Oil prices move lower as markets bet the worst is over

Oil prices in international market

Oil prices moved lower on Tuesday and remained on course for a steep monthly decline as traders assessed the chances of renewed diplomatic engagement between the United States and Iran, while continuing to monitor tensions around the Strait of Hormuz.

Brent crude futures for August fell 64 cents, or 0.9 percent, to $72.51 a barrel during early trading. The more actively traded September contract slipped 31 cents, or 0.4 percent, to $73.60 a barrel.

US West Texas Intermediate crude for August also declined, falling 39 cents, or 0.6 percent, to $70.36 a barrel.
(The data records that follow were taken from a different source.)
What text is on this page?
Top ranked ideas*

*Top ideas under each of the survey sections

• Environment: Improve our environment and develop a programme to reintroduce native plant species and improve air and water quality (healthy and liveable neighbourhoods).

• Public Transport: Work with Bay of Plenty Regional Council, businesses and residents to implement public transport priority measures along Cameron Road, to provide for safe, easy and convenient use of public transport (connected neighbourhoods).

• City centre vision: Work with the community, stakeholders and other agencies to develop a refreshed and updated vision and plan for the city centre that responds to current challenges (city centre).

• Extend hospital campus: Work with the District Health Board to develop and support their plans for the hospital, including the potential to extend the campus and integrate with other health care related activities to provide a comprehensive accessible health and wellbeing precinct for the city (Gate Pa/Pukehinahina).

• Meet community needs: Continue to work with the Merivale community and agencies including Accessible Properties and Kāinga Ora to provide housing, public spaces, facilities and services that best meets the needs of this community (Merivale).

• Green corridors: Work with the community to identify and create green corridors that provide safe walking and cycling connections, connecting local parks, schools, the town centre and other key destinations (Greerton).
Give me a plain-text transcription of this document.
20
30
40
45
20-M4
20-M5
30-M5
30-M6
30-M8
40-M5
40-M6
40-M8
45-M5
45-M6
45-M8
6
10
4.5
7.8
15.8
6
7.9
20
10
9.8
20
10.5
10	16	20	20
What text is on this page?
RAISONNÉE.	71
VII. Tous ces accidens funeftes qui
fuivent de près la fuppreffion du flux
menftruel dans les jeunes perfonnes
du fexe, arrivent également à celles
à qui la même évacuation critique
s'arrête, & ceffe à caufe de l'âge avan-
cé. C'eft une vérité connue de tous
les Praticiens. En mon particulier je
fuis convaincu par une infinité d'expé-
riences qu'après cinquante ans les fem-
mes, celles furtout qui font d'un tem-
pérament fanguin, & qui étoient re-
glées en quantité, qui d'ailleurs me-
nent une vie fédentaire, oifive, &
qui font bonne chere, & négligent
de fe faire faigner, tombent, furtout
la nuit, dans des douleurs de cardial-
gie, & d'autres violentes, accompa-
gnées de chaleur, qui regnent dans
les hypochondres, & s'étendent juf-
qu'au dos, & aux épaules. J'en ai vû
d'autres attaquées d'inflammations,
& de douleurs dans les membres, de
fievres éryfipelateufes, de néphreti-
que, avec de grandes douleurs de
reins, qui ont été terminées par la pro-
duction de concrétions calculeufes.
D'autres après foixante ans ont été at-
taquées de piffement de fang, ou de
The latest losses leave both global benchmarks close to the levels seen before the conflict between the US and Iran began in late February. Brent is set to end the month about $20, or 22 percent, below its closing level at the end of May, while WTI is on track to lose around $17, or 19 percent, over the same period.

Market participants are closely following reports of possible talks in Doha, although uncertainty remains over whether any direct discussions between Washington and Tehran will actually take place.

Tim Waterer, chief market analyst at KCM Trade, said investors were becoming more hopeful that diplomatic efforts could reduce tensions, even though there has been little evidence that oil shipments through the Strait of Hormuz have fully returned to normal.

He said markets were cautiously optimistic but remained unwilling to abandon risk concerns until there were clearer signs that the situation had improved.

Iranian Deputy Foreign Minister Kazem Gharibabadi said experts from Iran and Oman would soon begin discussions on redefining shipping routes through the Strait of Hormuz. He added that Iran would seek to prevent vessels from travelling outside the designated routes.

However, Iran’s Foreign Ministry spokesperson Esmaeil Baghaei rejected reports of imminent negotiations with the United States, saying no meetings with American officials were planned in the coming days.

US President Donald Trump also offered no certainty over the prospects for talks, telling reporters that any meeting in Doha “may be important, may not,” leaving markets unsure whether diplomatic progress was likely.

The mixed signals have highlighted the fragile nature of the ceasefire reached on June 17 after months of conflict that disrupted one of the world’s most important oil transit routes.

At the same time, concerns over weaker demand from China continued to weigh on market sentiment. Neil Crosby, head of research at Sparta Commodities, said traders were still waiting for stronger evidence that Chinese buyers were returning to the market before expecting a sustained recovery in prices.

Despite the ongoing security risks, oil and liquefied natural gas exports from the Middle East have continued, with shipping data showing producers pressing ahead with cargo loadings. Vessel traffic through the Strait of Hormuz also reached its highest level last week since the conflict began, suggesting energy flows have remained more resilient than many traders had feared.